Denn nirgends lässt sich schöner um die Häuser ziehen, als in der Fremde. Wenn man nie weiss, wo es einen hintreibt. Ein Gespräch mit einem Einheimischen kann mit einem unschlagbaren Tipp enden, wo es als nächstes hingehen soll. So geschehen in Lissabon, wo man meine Kumpels und mich von der Altstadt Richtung Hafen schickte. Fat Boy Slim legte dort auf, die Portugiesen drehten durch. Und wir mit ihnen.  

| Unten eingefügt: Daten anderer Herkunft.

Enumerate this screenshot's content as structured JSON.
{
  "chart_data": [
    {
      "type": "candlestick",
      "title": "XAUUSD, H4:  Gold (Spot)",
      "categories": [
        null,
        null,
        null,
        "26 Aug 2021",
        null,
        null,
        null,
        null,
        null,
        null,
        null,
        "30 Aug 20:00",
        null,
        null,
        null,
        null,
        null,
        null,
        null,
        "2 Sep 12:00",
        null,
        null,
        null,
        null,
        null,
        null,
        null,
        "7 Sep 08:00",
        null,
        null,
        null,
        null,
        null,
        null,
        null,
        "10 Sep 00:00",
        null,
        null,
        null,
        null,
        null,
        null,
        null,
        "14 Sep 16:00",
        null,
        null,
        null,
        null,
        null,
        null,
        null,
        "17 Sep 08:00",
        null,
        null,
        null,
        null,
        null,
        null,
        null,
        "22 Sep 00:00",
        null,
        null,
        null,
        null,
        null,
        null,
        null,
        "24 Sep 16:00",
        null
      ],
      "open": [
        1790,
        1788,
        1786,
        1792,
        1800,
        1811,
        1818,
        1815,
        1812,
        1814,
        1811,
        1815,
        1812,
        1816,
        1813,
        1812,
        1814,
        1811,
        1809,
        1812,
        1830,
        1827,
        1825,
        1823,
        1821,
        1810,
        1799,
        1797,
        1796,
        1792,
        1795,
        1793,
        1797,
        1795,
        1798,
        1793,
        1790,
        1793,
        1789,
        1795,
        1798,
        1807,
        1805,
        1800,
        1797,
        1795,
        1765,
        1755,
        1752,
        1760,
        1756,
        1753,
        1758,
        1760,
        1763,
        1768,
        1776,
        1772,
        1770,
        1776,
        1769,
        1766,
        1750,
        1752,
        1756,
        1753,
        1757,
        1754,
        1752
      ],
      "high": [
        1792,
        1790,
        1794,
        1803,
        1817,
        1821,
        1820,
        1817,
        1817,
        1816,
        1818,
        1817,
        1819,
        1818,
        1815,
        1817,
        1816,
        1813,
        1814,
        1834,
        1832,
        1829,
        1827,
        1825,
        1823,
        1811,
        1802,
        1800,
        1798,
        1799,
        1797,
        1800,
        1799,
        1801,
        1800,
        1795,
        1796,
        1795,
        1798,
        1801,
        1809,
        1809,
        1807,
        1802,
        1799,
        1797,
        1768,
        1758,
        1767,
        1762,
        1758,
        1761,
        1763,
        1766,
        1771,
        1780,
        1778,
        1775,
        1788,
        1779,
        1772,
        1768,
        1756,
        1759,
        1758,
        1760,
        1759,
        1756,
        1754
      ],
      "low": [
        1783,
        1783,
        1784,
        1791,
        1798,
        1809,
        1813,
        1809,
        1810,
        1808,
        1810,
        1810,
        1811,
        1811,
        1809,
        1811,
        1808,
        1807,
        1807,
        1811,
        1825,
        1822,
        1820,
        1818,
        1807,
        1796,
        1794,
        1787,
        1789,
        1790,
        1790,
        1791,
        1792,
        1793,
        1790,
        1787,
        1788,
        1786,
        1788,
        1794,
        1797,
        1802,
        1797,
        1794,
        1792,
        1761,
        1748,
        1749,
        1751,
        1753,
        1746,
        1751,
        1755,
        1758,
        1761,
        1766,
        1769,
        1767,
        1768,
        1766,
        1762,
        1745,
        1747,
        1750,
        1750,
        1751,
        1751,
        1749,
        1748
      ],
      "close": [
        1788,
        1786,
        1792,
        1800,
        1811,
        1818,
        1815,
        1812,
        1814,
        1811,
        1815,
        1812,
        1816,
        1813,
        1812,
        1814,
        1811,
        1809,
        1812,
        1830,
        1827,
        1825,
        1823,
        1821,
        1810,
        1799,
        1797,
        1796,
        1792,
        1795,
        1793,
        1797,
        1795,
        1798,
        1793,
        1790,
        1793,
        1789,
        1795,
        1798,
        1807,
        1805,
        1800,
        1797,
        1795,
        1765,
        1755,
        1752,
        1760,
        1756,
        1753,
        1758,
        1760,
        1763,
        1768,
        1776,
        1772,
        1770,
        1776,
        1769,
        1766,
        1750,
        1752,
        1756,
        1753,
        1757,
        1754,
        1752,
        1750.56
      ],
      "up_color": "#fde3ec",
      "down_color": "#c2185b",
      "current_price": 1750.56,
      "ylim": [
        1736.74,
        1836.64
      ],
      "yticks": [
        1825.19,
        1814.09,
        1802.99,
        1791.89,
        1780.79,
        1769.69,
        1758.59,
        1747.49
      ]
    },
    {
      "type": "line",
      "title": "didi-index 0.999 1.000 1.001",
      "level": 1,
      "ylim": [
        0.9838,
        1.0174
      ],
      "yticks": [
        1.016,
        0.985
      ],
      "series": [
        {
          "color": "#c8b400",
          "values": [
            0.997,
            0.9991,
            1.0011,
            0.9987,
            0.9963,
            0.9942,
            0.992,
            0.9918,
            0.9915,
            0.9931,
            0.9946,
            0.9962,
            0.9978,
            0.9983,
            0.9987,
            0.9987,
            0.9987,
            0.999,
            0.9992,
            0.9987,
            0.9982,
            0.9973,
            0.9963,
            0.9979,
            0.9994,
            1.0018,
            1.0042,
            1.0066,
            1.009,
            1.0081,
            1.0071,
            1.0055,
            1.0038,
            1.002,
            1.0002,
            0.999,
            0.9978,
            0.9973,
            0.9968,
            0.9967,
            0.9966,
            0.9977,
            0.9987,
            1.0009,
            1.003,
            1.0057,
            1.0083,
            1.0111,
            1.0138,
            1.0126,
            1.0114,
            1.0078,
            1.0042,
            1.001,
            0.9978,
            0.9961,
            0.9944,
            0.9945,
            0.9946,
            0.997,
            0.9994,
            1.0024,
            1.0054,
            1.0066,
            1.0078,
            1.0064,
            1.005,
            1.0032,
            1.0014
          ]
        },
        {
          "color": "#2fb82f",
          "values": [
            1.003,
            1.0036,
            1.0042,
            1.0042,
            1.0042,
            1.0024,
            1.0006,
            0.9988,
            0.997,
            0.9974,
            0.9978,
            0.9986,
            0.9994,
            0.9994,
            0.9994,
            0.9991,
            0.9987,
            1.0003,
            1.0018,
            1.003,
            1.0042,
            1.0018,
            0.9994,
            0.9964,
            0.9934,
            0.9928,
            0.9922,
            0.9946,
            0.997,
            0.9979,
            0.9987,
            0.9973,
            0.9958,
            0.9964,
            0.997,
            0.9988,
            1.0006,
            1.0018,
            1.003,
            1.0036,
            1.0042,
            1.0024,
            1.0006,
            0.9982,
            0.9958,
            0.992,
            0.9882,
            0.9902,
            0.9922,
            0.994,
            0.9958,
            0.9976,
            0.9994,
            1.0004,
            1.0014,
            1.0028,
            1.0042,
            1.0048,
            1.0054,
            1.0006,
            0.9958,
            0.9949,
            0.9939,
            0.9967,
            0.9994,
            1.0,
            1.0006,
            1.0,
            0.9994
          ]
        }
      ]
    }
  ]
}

«Bloss kein Städteeinerlei!», kontert Michael von Ledebur, Stellvertretender Chefredakor

Wenig lässt sich so exakt vorhersehen wie das Verhalten von Städtereisenden. Sobald sie in Hamburg, Kopenhagen oder (beliebige europäische Stadt einsetzen) angekommen sind und im Hotel eingecheckt haben, gehts zur Shoppingmeile, die sich von der Zürcher Bahnhofstrasse in nichts unterscheidet. Dann sind in der Regel die alternativen Hipster­Viertel dran – ehemalige Arbeiterquartier, die heute von Studenten und Architekten bewohnt werden. Mit anderen Worten: ab in den Zürcher Kreis 4 von (beliebige europäische Stadt einsetzen).

Die Leute besuchen austauschbare Orte – und gaukeln sich vor, es sei alles neu und anders.

Sogenannte Geheimtipps sind dabei unerlässlich. Der Reihe nach werden Designer­Shops und Secondhandläden abgeklappert. Dazwischen wird Kaffee getrunken, am besten in einer umgenutzten Fabrik­Halle mit Industrie­Chic als Interieur. Dann steht ein Museumsbesuch an. Bestimmt wurde die gleiche Ausstellung auch schon in Zürich gezeigt, aber da würde man halt nie ins Museum gehen.

Abends gehts in den Ausgang – in Clubs, die so aussehen wie in Zürich und wo dieselbe Musik läuft. Kaum etwas ist so konsequent globalisiert wie die internationale Clubszene. Aber das will man sich nicht eingestehen. Man ist schliesslich hier, um etwas zu erleben.

Natürlich, es gibt Städte, die wirklich anders sind. Tel Aviv oder New York habe ich so erlebt. Aber meistens suchen die Leute Orte auf, die austauschbar sind, die dem gleichen, was sie schon kennen – und gaukeln sich dann vor, es sei alles neu und anders. Das kann ich mir schenken. Ich gehe lieber an den Strand oder in die Berge. Dort sieht es zwar auch fast immer gleich aus, aber die Natur langweilt mich trotzdem nie.